Publié le par Eric Bertrand

 

 

              Autre aspect des réponses... La météo, la nature... La Bretagne, c’est un paysage, une nature âpre, austère, battue de pluie, de vent, de tempêtes. Un lieu rude, dont le granite porte la marque de ses lointaines origines celtiques. Pierres levées, dolmens, menhirs, cromlechs sont le signe de cette antiquité et rappellent la relation particulière aux astres, à la terre, aux mouvements d’équinoxe que les druides entretenaient dans l’ancienne religion.
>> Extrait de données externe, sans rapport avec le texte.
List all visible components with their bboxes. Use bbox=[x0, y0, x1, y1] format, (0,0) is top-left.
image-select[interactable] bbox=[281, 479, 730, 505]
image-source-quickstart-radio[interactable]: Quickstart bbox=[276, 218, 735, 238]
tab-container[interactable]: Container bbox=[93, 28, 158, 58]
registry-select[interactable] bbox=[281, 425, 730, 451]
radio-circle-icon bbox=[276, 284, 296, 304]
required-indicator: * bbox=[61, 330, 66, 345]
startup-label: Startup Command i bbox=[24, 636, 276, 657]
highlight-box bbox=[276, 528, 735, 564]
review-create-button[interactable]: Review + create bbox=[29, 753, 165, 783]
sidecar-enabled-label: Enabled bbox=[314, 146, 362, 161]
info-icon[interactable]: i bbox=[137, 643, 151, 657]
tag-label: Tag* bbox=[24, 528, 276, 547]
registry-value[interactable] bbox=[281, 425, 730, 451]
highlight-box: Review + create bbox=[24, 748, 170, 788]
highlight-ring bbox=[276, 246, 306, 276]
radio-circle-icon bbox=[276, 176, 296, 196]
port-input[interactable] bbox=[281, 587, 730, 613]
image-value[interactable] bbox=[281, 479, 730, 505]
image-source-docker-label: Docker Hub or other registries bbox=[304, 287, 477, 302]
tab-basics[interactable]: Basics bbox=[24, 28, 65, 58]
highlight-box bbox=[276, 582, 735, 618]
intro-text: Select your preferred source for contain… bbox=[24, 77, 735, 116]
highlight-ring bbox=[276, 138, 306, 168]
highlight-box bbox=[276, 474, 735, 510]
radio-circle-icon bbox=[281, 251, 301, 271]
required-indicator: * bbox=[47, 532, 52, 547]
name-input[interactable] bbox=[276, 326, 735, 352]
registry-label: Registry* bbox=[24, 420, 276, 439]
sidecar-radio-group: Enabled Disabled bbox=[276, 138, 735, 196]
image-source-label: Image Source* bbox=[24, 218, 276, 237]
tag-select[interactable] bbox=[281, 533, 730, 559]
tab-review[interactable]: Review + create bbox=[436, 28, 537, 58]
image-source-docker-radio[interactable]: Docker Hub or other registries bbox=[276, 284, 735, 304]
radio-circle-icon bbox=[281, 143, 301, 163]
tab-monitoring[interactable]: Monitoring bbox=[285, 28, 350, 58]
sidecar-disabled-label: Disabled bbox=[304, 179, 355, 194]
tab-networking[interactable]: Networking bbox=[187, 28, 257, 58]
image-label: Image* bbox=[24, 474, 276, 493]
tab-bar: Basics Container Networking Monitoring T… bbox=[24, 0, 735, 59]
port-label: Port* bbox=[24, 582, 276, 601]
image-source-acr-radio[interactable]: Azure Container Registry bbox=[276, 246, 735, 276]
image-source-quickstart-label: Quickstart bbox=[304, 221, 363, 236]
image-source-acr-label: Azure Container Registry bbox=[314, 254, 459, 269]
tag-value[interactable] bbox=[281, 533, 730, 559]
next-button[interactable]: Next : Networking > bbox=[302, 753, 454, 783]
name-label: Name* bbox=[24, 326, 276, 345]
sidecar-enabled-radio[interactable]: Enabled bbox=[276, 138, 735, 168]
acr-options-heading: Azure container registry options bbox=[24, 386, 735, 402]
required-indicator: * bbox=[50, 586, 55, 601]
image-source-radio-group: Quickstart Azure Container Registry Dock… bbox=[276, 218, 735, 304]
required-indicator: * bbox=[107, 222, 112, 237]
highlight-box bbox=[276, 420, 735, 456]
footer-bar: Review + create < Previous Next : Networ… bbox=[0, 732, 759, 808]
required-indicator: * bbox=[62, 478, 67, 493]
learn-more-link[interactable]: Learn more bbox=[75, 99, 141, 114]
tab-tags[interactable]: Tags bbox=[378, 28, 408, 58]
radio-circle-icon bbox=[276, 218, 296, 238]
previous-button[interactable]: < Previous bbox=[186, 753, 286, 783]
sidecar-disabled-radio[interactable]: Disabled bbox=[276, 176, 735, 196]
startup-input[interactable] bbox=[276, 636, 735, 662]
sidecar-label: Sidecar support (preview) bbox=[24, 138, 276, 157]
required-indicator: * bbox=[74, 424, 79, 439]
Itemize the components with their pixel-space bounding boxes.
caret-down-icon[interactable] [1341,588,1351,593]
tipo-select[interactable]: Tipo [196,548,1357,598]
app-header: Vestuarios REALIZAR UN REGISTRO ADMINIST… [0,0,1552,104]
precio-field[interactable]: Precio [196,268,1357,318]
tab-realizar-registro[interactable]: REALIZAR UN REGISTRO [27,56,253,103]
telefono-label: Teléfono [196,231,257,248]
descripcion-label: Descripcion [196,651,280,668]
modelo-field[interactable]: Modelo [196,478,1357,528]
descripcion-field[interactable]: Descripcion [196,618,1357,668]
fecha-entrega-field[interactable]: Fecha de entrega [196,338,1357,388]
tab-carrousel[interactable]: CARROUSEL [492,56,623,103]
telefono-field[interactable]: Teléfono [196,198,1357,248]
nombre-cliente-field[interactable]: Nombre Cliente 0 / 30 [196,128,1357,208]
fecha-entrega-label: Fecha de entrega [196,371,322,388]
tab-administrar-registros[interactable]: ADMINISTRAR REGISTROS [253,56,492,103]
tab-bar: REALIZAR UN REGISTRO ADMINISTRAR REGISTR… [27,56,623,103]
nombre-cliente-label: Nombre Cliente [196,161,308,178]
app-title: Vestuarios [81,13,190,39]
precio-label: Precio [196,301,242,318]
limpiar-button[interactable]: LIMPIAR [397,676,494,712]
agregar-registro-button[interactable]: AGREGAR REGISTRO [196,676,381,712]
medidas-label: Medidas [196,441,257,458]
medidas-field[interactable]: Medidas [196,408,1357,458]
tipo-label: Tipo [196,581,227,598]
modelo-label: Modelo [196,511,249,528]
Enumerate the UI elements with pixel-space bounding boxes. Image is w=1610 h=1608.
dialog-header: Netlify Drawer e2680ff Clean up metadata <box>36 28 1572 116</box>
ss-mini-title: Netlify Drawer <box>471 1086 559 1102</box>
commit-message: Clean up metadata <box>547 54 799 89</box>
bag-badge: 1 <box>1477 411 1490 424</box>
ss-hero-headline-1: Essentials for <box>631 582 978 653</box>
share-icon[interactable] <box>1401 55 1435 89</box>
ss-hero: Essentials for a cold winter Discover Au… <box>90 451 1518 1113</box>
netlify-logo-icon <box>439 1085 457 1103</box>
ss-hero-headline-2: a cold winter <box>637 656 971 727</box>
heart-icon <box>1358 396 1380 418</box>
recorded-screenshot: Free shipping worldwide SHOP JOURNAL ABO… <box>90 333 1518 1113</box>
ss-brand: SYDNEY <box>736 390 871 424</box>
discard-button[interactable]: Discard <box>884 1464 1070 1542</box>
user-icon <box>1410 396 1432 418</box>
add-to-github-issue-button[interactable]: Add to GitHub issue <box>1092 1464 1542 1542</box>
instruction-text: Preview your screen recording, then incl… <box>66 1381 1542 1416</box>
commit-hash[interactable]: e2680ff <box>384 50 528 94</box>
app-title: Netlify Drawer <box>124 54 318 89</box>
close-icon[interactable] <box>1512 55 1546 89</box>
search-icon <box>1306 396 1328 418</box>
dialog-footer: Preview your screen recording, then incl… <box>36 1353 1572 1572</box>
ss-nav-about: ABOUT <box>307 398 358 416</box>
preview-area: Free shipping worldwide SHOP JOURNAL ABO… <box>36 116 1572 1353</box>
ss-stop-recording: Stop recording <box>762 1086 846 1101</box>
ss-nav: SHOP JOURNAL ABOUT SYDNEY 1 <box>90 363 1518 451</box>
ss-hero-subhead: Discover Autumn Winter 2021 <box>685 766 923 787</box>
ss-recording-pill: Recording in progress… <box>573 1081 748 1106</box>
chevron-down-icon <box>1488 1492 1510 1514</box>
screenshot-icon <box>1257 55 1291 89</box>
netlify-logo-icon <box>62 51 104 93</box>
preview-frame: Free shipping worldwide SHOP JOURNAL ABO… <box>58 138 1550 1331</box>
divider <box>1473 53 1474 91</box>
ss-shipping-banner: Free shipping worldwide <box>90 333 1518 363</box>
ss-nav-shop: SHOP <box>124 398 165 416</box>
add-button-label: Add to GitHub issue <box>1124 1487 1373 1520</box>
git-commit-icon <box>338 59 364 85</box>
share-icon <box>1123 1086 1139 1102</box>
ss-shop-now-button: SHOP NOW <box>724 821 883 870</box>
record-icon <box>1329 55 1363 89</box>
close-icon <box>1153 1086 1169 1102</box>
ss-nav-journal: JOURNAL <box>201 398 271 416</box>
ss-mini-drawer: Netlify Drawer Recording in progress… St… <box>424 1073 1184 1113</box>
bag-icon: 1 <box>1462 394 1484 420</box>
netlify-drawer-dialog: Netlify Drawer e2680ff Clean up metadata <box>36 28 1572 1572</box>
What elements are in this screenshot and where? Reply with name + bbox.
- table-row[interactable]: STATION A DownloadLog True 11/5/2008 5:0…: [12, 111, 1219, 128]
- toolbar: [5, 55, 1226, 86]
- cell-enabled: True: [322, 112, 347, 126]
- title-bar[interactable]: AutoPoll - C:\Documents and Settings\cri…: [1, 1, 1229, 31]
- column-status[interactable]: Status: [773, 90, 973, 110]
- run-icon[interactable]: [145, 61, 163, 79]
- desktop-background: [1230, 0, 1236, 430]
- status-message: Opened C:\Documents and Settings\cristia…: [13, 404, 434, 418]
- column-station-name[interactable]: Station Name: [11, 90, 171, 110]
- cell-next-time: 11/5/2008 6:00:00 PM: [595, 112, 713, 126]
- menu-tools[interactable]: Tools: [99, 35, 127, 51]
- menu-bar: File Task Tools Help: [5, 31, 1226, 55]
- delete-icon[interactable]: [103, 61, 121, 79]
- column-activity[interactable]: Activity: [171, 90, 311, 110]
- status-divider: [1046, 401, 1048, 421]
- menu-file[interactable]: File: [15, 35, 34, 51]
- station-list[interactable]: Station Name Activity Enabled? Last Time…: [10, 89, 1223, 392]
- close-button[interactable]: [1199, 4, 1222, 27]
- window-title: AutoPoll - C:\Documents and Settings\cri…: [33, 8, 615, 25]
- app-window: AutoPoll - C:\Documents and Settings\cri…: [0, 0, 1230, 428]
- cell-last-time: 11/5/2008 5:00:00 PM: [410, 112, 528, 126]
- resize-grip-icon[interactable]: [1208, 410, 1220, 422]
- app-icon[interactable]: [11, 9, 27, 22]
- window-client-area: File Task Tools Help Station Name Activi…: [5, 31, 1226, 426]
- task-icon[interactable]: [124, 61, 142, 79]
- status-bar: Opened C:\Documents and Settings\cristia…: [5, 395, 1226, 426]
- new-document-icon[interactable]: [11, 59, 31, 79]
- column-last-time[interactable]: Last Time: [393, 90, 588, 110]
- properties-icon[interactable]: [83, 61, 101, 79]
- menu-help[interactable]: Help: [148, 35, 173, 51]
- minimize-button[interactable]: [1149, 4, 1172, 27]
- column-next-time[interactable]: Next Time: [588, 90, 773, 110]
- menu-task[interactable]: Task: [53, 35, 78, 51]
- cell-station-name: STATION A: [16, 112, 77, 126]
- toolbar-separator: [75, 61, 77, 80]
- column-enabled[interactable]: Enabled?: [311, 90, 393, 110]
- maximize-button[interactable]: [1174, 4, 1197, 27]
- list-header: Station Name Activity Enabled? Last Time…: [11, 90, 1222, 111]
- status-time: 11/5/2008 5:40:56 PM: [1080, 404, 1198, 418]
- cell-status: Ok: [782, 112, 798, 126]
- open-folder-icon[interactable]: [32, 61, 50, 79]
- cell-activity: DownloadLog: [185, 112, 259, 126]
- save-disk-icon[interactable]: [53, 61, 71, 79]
Du haut du Menez-Hom ou dans le fond des forêts épaisses (l’antique Brocéliande dont le massif courait jusqu’au territoire de Huelgoat), cette haute spiritualité, cette obscure présence du paganisme est encore perceptible. Se perdre dans Brocéliande au détour d’un chemin creux, plonger le regard dans le miroir des fées ou s’égarer dans le Val sans retour... Autant de hauts-lieux propices à l’égarement de l’esprit et au contact avec l’Autre-Monde des Celtes.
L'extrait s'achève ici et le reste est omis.